For anyone else like me who was not aware, I found this site with an index of a lot of public block lists: https://blueskydirectory.com/lists . I was not able to load some of them, but others did load successfully. Maybe some were deleted or are not public? I’m not sure.
I’ve never been heavily invested in microblogging, so my first-hand experience is limited and mostly academic. I have accounts on Mastodon and Bluesky, though. I would not have realized this feature was available in Bluesky if you hadn’t mentioned it and I didn’t find that index site in a web search. It doesn’t seem easily discoverable within Bluesky’s own UI.
Edit: I agree, of course, that there is a larger systemic problem at the society level. I recently read this excellent piece (very long but worth it!) that talks a bit about how that relates to social media: https://www.wrecka.ge/against-the-dark-forest/ . Here’s a relevant excerpt:
If this truly is the case—if the only way to improve our public internet is to convert all humans one by one to a state of greater enlightenment—then a full retreat into the bushes is the only reasonable course.
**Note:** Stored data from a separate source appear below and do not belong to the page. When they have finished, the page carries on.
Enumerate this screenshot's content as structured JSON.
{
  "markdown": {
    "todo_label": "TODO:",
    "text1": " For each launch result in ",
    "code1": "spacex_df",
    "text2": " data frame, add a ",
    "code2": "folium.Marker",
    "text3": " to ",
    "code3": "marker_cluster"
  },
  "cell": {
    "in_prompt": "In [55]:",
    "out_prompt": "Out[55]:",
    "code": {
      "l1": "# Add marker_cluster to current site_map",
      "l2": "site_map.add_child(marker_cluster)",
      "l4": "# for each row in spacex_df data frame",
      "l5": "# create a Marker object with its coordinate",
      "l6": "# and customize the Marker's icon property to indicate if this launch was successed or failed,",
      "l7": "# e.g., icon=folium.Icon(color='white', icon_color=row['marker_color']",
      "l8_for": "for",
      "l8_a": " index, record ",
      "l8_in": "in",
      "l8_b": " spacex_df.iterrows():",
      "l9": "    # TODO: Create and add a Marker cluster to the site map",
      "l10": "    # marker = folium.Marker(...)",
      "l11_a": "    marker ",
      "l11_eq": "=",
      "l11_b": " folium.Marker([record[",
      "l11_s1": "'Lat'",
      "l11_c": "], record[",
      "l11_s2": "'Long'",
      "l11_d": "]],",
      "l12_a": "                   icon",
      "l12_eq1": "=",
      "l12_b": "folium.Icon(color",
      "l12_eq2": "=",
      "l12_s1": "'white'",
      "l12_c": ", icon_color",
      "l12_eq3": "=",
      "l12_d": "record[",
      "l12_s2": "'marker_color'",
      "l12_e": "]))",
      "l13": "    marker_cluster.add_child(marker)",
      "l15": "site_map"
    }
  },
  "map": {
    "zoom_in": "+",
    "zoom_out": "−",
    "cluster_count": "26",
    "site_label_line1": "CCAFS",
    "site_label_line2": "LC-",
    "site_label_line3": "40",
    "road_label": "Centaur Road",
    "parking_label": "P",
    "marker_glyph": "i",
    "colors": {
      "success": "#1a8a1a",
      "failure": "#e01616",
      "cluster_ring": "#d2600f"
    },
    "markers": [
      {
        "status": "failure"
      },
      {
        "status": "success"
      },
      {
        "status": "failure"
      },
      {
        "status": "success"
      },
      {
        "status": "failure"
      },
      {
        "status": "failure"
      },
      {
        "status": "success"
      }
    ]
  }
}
But it isn’t the case. Because yes, the existence of dipshits is indeed unfixable, but building arrays of Dipshit Accelerators that allow a small number of bad actors to build destructive empires defended by Dipshit Armies is a choice. The refusal to genuinely remodel that machinery when its harms first appear is another choice. Mega-platform executives, themselves frequently dipshits, who make these choices, lie about them to governments and ordinary people, and refuse to materially alter them.
Why? This cannot possibly have any legal weight. Some adults look young. Some kids look old. The very idea is broken from the outset.
I can’t tell if this is incompetence or malice.